Harga siwalan per bungkus 1250 rupiah. Menurut beliau,  Harga siwalan disana dijual murah karena disana merupakan tempat siwalan. Harga siwalan disini memang sangat murah, karena selain banyak ditemui di semua kawasan Batang-batang Laok, warga setempat menjualnya ke tengkulak sehingga ia hanya mengambil keuntungan beberapa saja.

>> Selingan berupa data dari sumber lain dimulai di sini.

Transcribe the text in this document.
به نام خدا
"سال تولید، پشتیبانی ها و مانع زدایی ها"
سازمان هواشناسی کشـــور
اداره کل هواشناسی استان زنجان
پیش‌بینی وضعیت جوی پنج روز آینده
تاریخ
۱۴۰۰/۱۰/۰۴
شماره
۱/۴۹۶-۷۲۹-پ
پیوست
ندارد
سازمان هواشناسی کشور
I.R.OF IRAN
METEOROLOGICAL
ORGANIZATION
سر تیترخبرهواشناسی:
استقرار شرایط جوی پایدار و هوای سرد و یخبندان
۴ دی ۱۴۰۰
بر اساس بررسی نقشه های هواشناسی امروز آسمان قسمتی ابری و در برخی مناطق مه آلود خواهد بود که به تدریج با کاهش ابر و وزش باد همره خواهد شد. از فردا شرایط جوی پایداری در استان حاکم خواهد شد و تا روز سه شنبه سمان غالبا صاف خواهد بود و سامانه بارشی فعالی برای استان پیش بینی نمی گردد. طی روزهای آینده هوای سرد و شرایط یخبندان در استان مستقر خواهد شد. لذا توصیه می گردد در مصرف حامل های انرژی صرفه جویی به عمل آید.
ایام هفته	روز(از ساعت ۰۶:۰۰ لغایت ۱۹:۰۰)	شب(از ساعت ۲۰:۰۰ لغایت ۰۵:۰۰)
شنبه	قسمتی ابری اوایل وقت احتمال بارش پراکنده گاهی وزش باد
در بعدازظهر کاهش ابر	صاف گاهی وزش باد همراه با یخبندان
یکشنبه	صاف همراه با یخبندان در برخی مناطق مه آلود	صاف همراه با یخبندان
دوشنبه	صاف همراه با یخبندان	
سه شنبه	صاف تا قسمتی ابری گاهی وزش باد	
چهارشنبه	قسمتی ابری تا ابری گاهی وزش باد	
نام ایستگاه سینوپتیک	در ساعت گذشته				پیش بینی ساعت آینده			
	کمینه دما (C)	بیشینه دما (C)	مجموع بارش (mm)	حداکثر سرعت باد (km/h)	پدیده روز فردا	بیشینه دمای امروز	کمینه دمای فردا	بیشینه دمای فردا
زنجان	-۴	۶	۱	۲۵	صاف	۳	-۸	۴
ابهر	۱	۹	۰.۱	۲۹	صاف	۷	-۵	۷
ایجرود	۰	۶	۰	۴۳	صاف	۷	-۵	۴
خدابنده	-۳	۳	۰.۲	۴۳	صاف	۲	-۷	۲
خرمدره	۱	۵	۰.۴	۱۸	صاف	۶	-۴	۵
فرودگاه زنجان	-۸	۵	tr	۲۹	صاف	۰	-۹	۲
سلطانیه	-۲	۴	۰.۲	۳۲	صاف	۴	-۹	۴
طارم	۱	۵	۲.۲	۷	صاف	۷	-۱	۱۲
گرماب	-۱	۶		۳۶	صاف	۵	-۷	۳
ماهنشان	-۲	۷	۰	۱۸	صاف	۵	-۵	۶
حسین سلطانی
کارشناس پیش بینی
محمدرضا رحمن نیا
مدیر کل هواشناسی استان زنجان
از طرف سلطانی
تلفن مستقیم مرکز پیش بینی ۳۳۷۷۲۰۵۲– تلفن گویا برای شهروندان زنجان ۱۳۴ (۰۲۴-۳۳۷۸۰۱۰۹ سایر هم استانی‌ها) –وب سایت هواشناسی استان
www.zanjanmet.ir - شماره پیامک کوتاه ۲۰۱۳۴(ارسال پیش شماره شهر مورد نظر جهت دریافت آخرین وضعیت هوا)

Seperti halnya pohon kelapa, selain dapat dimanfaatkan buahnya, juga dapat dimanfaatkan air legennya sebagai pelepas dahaga. Khasiatnya legen siwalan tersebut salah satunnya memperbaiki fungsi ginjal dan mencegah impotensi.  Buah siwalan tersebut sangat memiliki kandungan gizi yang tinggi seperti kandungan karbohidrat yang tinggi, sehingga buah tersebut cocok bagi yang menjalankan program diet. Sedangkan, untuk daun siwalannya tersebut bia digunakan untuk kerajinan seperti tikar. Ada juga yang menjual daun siwalan kering hingga ke Bali.